Une commission du Sénat a approuvé ce vendredi, par 15 votes contre 5, un rapport préconisant la suspension de la présidente de gauche. Ce vendredi, une commission du Sénat a approuvé par 15 votes contre 5 un rapport préconisant la suspension de la présidente de gauche Dilma Rousseff, qui pourrait être appliquée dès la semaine prochaine et ouvrir la voie à sa destitution. Dans la mesure où ce rapport serait validé par un vote à la majorité simple de l’assemblée plénière du Sénat, Dilma Rousseff serait automatiquement écartée du pouvoir pendant un délai maximum de six mois, en attendant un jugement final, et remplacée par son vice-président Michel Temer.
Cette issue ne fait d’ores et déjà pratiquement plus aucun doute, une cinquantaine de sénateurs sur un total de 81 ayant déjà annoncé un vote défavorable à la présidente lors de cette session fixée mercredi prochain et qui pourrait s’étendre jusqu’à jeudi. Michel Temer, dirigeant du grand parti centriste PMDB qui a rompu en mars avec le camp présidentiel, se prépare déjà à former un gouvernement axé sur le redressement économique du géant d’Amérique latine qui traverse depuis 2015 sa pire récession depuis les années 1930. L’opposition de droite accuse la présidente d’avoir commis un «crime de responsabilité» en maquillant les comptes publics pour camoufler l’ampleur des déficits, en 2014, année de sa réélection, puis en 2015. Dilma Rousseff se défend en assurant avoir agi comme tous ses prédécesseurs et dénonce un coup d’État institutionnel. Mais ses arguments n’ont pas convaincu la chambre des députés qui, en avril, a voté à une écrasante majorité la poursuite de la procédure de destitution.
«Présidente élue»
Dilma Rousseff, 68 ans, a réaffirmé vendredi qu’elle n’avait aucune intention de démissionner. «Nous vivons un impeachment sous forme de coup d’État. Ce qui est en jeu est une élection indirecte déguisée en destitution et ceux qui sont en train d’usurper le pouvoir, comme malheureusement le vice-président de la République, sont complices d’un processus extrêmement grave», a déclaré Dilma Rousseff, première femme élue à la tête du Brésil. «Je suis la présidente élue, je n’ai commis aucun crime et, si je démissionne, j’enterre la preuve qu’il s’agit d’un coup d’État, sans base légale, qui veut en finir avec les conquêtes (sociales) de ces 13 dernières années. Je résisterai jusqu’au dernier jour», a lancé cette ancienne guérillera emprisonnée et torturée sous la dictature militaire (1964-1985).
À moins de trois mois des Jeux olympiques, qui démarreront le 5 août à Rio de Janeiro, le Brésil est totalement accaparé par la bataille autour de l’impeachment.
Il vit aussi au rythme des révélations autour du méga-scandale de corruption Petrobras, qui éclabousse une grande partie de l’élite politique.
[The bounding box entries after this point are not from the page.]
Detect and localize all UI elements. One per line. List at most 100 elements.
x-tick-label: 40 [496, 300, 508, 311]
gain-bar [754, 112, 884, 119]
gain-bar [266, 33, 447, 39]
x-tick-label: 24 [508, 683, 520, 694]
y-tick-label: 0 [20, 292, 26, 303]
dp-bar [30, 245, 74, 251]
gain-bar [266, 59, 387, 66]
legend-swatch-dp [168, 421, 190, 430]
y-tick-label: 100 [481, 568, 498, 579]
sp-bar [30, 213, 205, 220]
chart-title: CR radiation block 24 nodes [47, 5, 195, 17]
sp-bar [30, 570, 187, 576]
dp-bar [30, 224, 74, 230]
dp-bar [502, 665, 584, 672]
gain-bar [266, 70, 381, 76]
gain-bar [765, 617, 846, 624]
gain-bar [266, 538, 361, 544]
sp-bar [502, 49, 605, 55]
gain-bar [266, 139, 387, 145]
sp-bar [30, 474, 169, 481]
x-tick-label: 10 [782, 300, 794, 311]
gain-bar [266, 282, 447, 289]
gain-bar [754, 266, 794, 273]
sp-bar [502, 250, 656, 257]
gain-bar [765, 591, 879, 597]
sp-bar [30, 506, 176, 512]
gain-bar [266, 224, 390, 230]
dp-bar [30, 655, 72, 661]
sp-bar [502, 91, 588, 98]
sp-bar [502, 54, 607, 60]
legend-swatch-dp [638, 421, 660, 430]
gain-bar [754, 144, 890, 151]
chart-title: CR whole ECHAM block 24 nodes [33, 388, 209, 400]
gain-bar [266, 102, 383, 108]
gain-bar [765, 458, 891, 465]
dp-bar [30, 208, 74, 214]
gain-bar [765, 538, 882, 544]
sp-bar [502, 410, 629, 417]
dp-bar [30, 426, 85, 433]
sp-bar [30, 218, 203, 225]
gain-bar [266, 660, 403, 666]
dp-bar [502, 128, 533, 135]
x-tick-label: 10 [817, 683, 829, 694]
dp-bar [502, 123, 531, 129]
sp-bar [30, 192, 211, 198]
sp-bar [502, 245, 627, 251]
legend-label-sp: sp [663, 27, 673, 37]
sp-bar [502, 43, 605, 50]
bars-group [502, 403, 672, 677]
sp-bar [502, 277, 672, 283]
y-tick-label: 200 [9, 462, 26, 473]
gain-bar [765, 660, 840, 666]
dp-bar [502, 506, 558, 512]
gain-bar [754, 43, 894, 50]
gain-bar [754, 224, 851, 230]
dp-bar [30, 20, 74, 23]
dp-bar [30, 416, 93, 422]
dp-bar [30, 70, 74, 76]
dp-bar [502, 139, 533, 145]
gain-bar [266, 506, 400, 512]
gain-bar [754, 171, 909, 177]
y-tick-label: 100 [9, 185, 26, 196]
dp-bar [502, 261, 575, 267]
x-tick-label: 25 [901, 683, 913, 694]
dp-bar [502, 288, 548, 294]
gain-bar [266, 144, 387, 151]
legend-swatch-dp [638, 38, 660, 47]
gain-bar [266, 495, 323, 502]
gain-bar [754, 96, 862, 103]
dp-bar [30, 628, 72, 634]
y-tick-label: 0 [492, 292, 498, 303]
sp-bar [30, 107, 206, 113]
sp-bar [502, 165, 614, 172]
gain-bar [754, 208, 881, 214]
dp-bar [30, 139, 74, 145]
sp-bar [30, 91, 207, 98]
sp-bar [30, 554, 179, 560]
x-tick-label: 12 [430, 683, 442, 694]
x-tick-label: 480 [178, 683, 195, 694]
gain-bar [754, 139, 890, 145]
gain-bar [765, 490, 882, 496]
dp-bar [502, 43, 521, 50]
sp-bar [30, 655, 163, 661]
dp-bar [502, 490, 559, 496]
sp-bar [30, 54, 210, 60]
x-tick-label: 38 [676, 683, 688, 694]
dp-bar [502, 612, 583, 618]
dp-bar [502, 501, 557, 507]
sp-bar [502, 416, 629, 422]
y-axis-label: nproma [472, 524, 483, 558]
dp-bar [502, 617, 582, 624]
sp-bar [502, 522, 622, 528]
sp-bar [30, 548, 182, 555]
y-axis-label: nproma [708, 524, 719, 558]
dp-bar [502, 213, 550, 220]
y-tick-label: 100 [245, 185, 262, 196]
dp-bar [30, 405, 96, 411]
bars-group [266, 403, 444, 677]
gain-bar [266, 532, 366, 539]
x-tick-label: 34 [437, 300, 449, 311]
Pendant que Dilma Rousseff lutte pour sa survie politique, ses plus proches alliés – comme son prédécesseur et mentor Lula – mais aussi ses plus féroces ennemis sont peu à peu visés par l’enquête. Le réseau de pots-de-vin aurait détourné du groupe public pétrolier plus de deux milliards de dollars et alimenté les campagnes électorales du Parti des travailleurs (PT) au pouvoir et de ses anciens alliés, au premier rang desquels le PMDB du vice-président Temer. Jeudi, c’est le controversé président du Congrès des députés, Eduardo Cunha, artisan de la procédure de destitution, qui a été écarté de ses fonctions par le Tribunal suprême pour entrave aux enquêtes judiciaire et parlementaire le visant dans le cadre de ce dossier.
Paralysie du pouvoir
Eduardo Cunha, allié de Michel Temer, ennemi juré de Dilma Rousseff et considéré comme l’un des hommes politiques les plus puissants du Brésil, est accusé par la justice de détenir des comptes secrets en Suisse et d’utiliser ses alliés pour demander des pots-de-vin à des entreprises liées à Petrobras. Parmi les hautes figures de l’État, seul Michel Temer échappe pour le moment à l’enquête Petrobras, bien qu’il ait été cité par des inculpés comme bénéficiaire de pots-de-vin.
Il risque par ailleurs d’être déclaré inéligible pour huit ans après sa condamnation, cette semaine, en appel à des amendes pour dons excessifs à des campagnes électorales. Cela pourrait bloquer son éventuelle candidature à la présidence en 2018, à la fin du mandat actuel.